Eros conta que conheceu Marvio Lúcio, o Carioca do Pânico, em uma apresentação que fez em um resort, no interior de São Paulo, no qual ele estava hospedado. Durante a hospedagem do famoso personagem do Pânico, ele fez cinco apresentações: duas adultas, dois shows de palhaço e um na piscina, na qual faz um personagem muito parecido com o “inconveniente”, que gritava e contava piadas, brincando com o sotaque na orelha das pessoas. “Diz o Carioca que foi daí que tirou a ideia do quadro “O Inconveniente”. O mais difícil foi ele convencer os diretores em fazer o quadro com um humorista desconhecido e iniciante em TV”, lembra o ator.

Com esta oportunidade concedida, Eros tinha o desafio de não desperdiçá-la, porém, quando foi apresentada a ideia do quadro que ele faria, o ator confessa que ficou assustado. “Não me considero uma pessoa chata, inconveniente e acima de tudo não queria humilhar e nem expor ninguém. Eu gosto de fazer humor onde todos consigam rir, onde não precise expor ninguém para conseguir risadas”, explica ele.

“A ideia de fazer um caipira veio 10 minutos antes de gravar a minha primeira cena, em uma farmácia: lembrei-me de um amigo, o André Pontes, que mora em Itapetininga, um amigo que tem o apelido de cowboy e, quando quer, é inconveniente pra caramba. Fala alto, dá risada na cara das pessoas, diz o que pensa, mesmo sem pensar no que está dizendo. Um cara muito engraçado e inocente, em seus atos. Pensei em usar esse estereótipo, acreditando que caía bem, pois um caipira é inocente e engraçado por si só. Quando for tirar sarro das pessoas, elas não vão se chatear pois o cara (o caipira) já é uma piada”, completa ele.

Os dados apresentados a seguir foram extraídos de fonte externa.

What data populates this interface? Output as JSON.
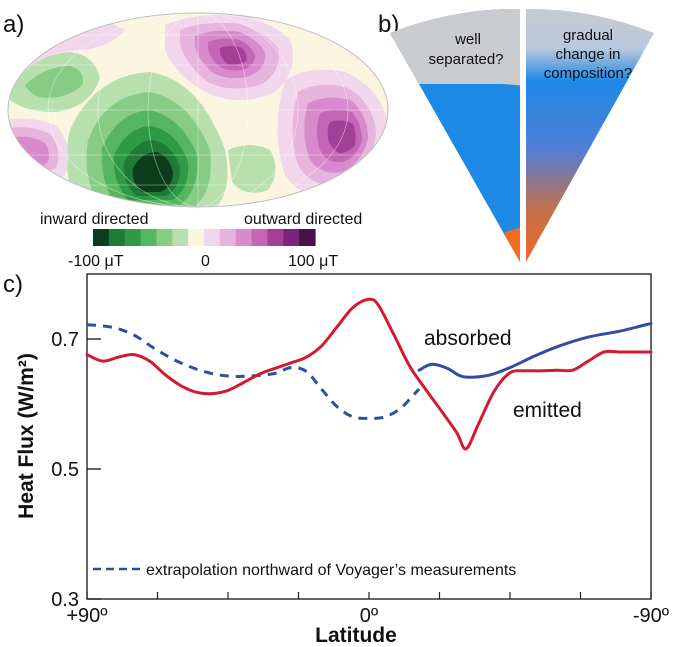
{
  "panels": {
    "a": {
      "label": "a)",
      "inward_label": "inward directed",
      "outward_label": "outward directed",
      "min_label": "-100 μT",
      "mid_label": "0",
      "max_label": "100 μT",
      "colorbar": [
        "#0b3d1b",
        "#1e7a35",
        "#2e9a45",
        "#55b560",
        "#86cc85",
        "#b7e0ae",
        "#fbf5df",
        "#f1d6ec",
        "#e6b4dc",
        "#d88bcc",
        "#c465b6",
        "#a43f98",
        "#7a2479",
        "#4a1048"
      ]
    },
    "b": {
      "label": "b)",
      "left_text_1": "well",
      "left_text_2": "separated?",
      "right_text_1": "gradual",
      "right_text_2": "change in",
      "right_text_3": "composition?",
      "colors": {
        "top": "#c9cbcf",
        "blue": "#1e88e5",
        "orange": "#f26b21"
      }
    },
    "c": {
      "label": "c)"
    }
  },
  "chart_data": {
    "type": "line",
    "xlabel": "Latitude",
    "ylabel": "Heat Flux (W/m²)",
    "xlim": [
      90,
      -90
    ],
    "ylim": [
      0.3,
      0.8
    ],
    "x_ticks": [
      90,
      0,
      -90
    ],
    "x_tick_labels": [
      "+90º",
      "0º",
      "-90º"
    ],
    "y_ticks": [
      0.7,
      0.5,
      0.3
    ],
    "y_tick_labels": [
      "0.7",
      "0.5",
      "0.3"
    ],
    "series": [
      {
        "name": "absorbed",
        "color": "#2f4fa0",
        "style": "solid",
        "x": [
          -16,
          -20,
          -25,
          -30,
          -38,
          -45,
          -52,
          -60,
          -70,
          -80,
          -90
        ],
        "y": [
          0.652,
          0.661,
          0.655,
          0.642,
          0.644,
          0.656,
          0.672,
          0.688,
          0.703,
          0.712,
          0.724
        ]
      },
      {
        "name": "",
        "color": "#2f4fa0",
        "style": "dashed",
        "x": [
          90,
          82,
          75,
          68,
          60,
          52,
          45,
          38,
          30,
          25,
          20,
          15,
          10,
          5,
          0,
          -5,
          -10,
          -14,
          -16
        ],
        "y": [
          0.722,
          0.718,
          0.706,
          0.684,
          0.663,
          0.649,
          0.643,
          0.643,
          0.647,
          0.656,
          0.65,
          0.622,
          0.595,
          0.58,
          0.578,
          0.58,
          0.593,
          0.613,
          0.623
        ]
      },
      {
        "name": "emitted",
        "color": "#d31a30",
        "style": "solid",
        "x": [
          90,
          85,
          80,
          75,
          70,
          65,
          60,
          55,
          50,
          45,
          40,
          35,
          30,
          25,
          20,
          15,
          10,
          5,
          0,
          -3,
          -8,
          -13,
          -18,
          -23,
          -28,
          -31,
          -35,
          -40,
          -45,
          -50,
          -55,
          -60,
          -65,
          -70,
          -75,
          -80,
          -85,
          -90
        ],
        "y": [
          0.676,
          0.666,
          0.672,
          0.676,
          0.666,
          0.645,
          0.628,
          0.618,
          0.616,
          0.621,
          0.633,
          0.646,
          0.655,
          0.663,
          0.672,
          0.69,
          0.72,
          0.749,
          0.761,
          0.752,
          0.706,
          0.658,
          0.623,
          0.59,
          0.556,
          0.531,
          0.57,
          0.62,
          0.648,
          0.651,
          0.651,
          0.652,
          0.652,
          0.666,
          0.68,
          0.68,
          0.68,
          0.68
        ]
      }
    ],
    "annotations": {
      "absorbed_label": "absorbed",
      "emitted_label": "emitted",
      "dashed_legend": "extrapolation northward of Voyager’s measurements"
    }
  }
}
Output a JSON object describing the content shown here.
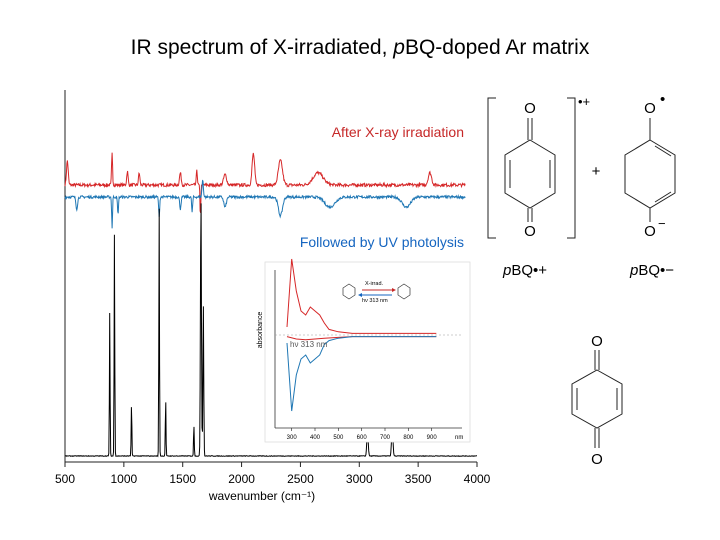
{
  "title": {
    "prefix": "IR spectrum of X-irradiated, ",
    "italic": "p",
    "suffix": "BQ-doped Ar matrix"
  },
  "chart_data": {
    "type": "line",
    "title": "IR spectrum of X-irradiated, pBQ-doped Ar matrix",
    "xlabel": "wavenumber (cm⁻¹)",
    "xlim": [
      500,
      4000
    ],
    "xticks": [
      500,
      1000,
      1500,
      2000,
      2500,
      3000,
      3500,
      4000
    ],
    "annotations": [
      "After X-ray irradiation",
      "Followed by UV photolysis"
    ],
    "colors": {
      "red": "#d62728",
      "blue": "#1f77b4",
      "black": "#000000"
    },
    "series": [
      {
        "color": "red",
        "peaks": [
          {
            "x": 520,
            "h": 0.7,
            "w": 10
          },
          {
            "x": 900,
            "h": 0.9,
            "w": 6
          },
          {
            "x": 1030,
            "h": 0.4,
            "w": 8
          },
          {
            "x": 1130,
            "h": 0.35,
            "w": 8
          },
          {
            "x": 1480,
            "h": 0.35,
            "w": 10
          },
          {
            "x": 1620,
            "h": 0.45,
            "w": 6
          },
          {
            "x": 1650,
            "h": -0.9,
            "w": 5
          },
          {
            "x": 1860,
            "h": 0.3,
            "w": 18
          },
          {
            "x": 2100,
            "h": 0.9,
            "w": 15
          },
          {
            "x": 2330,
            "h": 0.7,
            "w": 25
          },
          {
            "x": 2650,
            "h": 0.35,
            "w": 60
          },
          {
            "x": 3600,
            "h": 0.35,
            "w": 20
          }
        ]
      },
      {
        "color": "blue",
        "peaks": [
          {
            "x": 600,
            "h": -0.35,
            "w": 10
          },
          {
            "x": 900,
            "h": -0.9,
            "w": 5
          },
          {
            "x": 950,
            "h": -0.5,
            "w": 6
          },
          {
            "x": 1300,
            "h": -0.6,
            "w": 6
          },
          {
            "x": 1480,
            "h": -0.35,
            "w": 8
          },
          {
            "x": 1580,
            "h": -0.45,
            "w": 6
          },
          {
            "x": 1670,
            "h": 0.5,
            "w": 8
          },
          {
            "x": 1860,
            "h": -0.3,
            "w": 15
          },
          {
            "x": 2330,
            "h": -0.55,
            "w": 25
          },
          {
            "x": 2750,
            "h": -0.3,
            "w": 60
          },
          {
            "x": 3400,
            "h": -0.3,
            "w": 50
          }
        ]
      },
      {
        "color": "black",
        "peaks": [
          {
            "x": 880,
            "h": 0.55,
            "w": 4
          },
          {
            "x": 920,
            "h": 0.85,
            "w": 4
          },
          {
            "x": 1065,
            "h": 0.2,
            "w": 4
          },
          {
            "x": 1300,
            "h": 0.95,
            "w": 4
          },
          {
            "x": 1355,
            "h": 0.22,
            "w": 4
          },
          {
            "x": 1595,
            "h": 0.12,
            "w": 4
          },
          {
            "x": 1655,
            "h": 1.0,
            "w": 6
          },
          {
            "x": 1675,
            "h": 0.6,
            "w": 5
          },
          {
            "x": 3070,
            "h": 0.1,
            "w": 8
          },
          {
            "x": 3280,
            "h": 0.12,
            "w": 8
          }
        ]
      }
    ],
    "inset": {
      "type": "line",
      "xlim": [
        250,
        1000
      ],
      "xticks": [
        300,
        400,
        500,
        600,
        700,
        800,
        900
      ],
      "xunit": "nm",
      "ylabel": "absorbance",
      "arrow_forward": "X-irrad.",
      "arrow_back": "hν 313 nm",
      "label": "hν 313 nm",
      "series": [
        {
          "color": "red",
          "x": [
            280,
            300,
            320,
            340,
            360,
            380,
            400,
            420,
            440,
            460,
            500,
            560,
            640,
            720,
            800,
            880,
            920
          ],
          "y": [
            0.1,
            0.95,
            0.55,
            0.3,
            0.25,
            0.35,
            0.3,
            0.25,
            0.15,
            0.07,
            0.04,
            0.02,
            0.02,
            0.02,
            0.02,
            0.02,
            0.02
          ]
        },
        {
          "color": "red",
          "x": [
            280,
            320,
            360,
            400,
            440,
            500,
            560,
            640,
            720,
            800,
            880,
            920
          ],
          "y": [
            -0.02,
            -0.05,
            -0.06,
            -0.05,
            -0.04,
            -0.03,
            -0.02,
            -0.02,
            -0.02,
            -0.02,
            -0.02,
            -0.02
          ]
        },
        {
          "color": "blue",
          "x": [
            280,
            300,
            320,
            340,
            360,
            380,
            400,
            420,
            440,
            460,
            500,
            560,
            640,
            720,
            800,
            880,
            920
          ],
          "y": [
            -0.1,
            -0.95,
            -0.5,
            -0.3,
            -0.25,
            -0.35,
            -0.3,
            -0.25,
            -0.12,
            -0.07,
            -0.04,
            -0.02,
            -0.02,
            -0.02,
            -0.02,
            -0.02,
            -0.02
          ]
        }
      ]
    }
  },
  "structures": {
    "cation_O_top": "O",
    "cation_O_bottom": "O",
    "cation_charge": "•+",
    "plus": "+",
    "anion_O_top": "O",
    "anion_radical": "•",
    "anion_O_bottom": "O",
    "anion_minus": "−",
    "cation_label_italic": "p",
    "cation_label_text": "BQ•+",
    "anion_label_italic": "p",
    "anion_label_text": "BQ•−",
    "neutral_O_top": "O",
    "neutral_O_bottom": "O"
  }
}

Já em sua primeira gravação, o personagem foi aceito não apenas pelo público, mas por toda a equipe do Pânico na Band que, segundo Eros, não é pequena. “Confesso que quando fui chamado para gravar no estúdio, para fazer o quadro do Didi Maiscedo (hoje interpretado pelo Marcelo Sem Dente), fiquei com medo; afinal, não sabia qual seria a minha reação e a recepção da equipe formada por Wellington Muniz (Ceará), Eduardo Sterblitch (Edu) e Gui Santanta, humoristas que sempre admirei e ainda continuo fã e, hoje, os vejo como pessoas maravilhosas que me apoiam, dão conselhos, dicas, dividem ideias e projetos”, comenta ele.

O que mais surpreendeu Eros Prado foi o carinho e atenção com que foi recebido e, principalmente, a oportunidade de ver de perto o Pânico na Band, onde cada um faz o seu melhor, e não para si, mas para seu colega e toda a equipe, inclusive maquiadores, produtores, direção etc. “É um verdadeiro show por de trás das câmeras. É lógico que, às vezes, rola um arranca rabo, mas onde há discussão há crescimento. E não é a toa que estamos liderando a audiência nas noites de domingo, com 10.5 de ibope contra 9 da Globo e 8.5 do SBT. Não sei até quando estarei no Pânico, até quando serei humorista e muito menos até quando estarei nesse planeta chamado Terra, mas sei que amo muito o que faço e faço com muito amor e sempre levo comigo uma frase de Clarice Lispector: ‘Divertir os outros, um dos modos mais emocionantes de existir’.

Amigos de Socorro, venham assistir ao espetáculo e descobrir que`Rir é o melhor Remédio´ pra tudo… Bem, menos pra diarreia, pois aí não é muito aconselhável ficar rindo à toa, porque pode sujar as calças”, finaliza o humorista.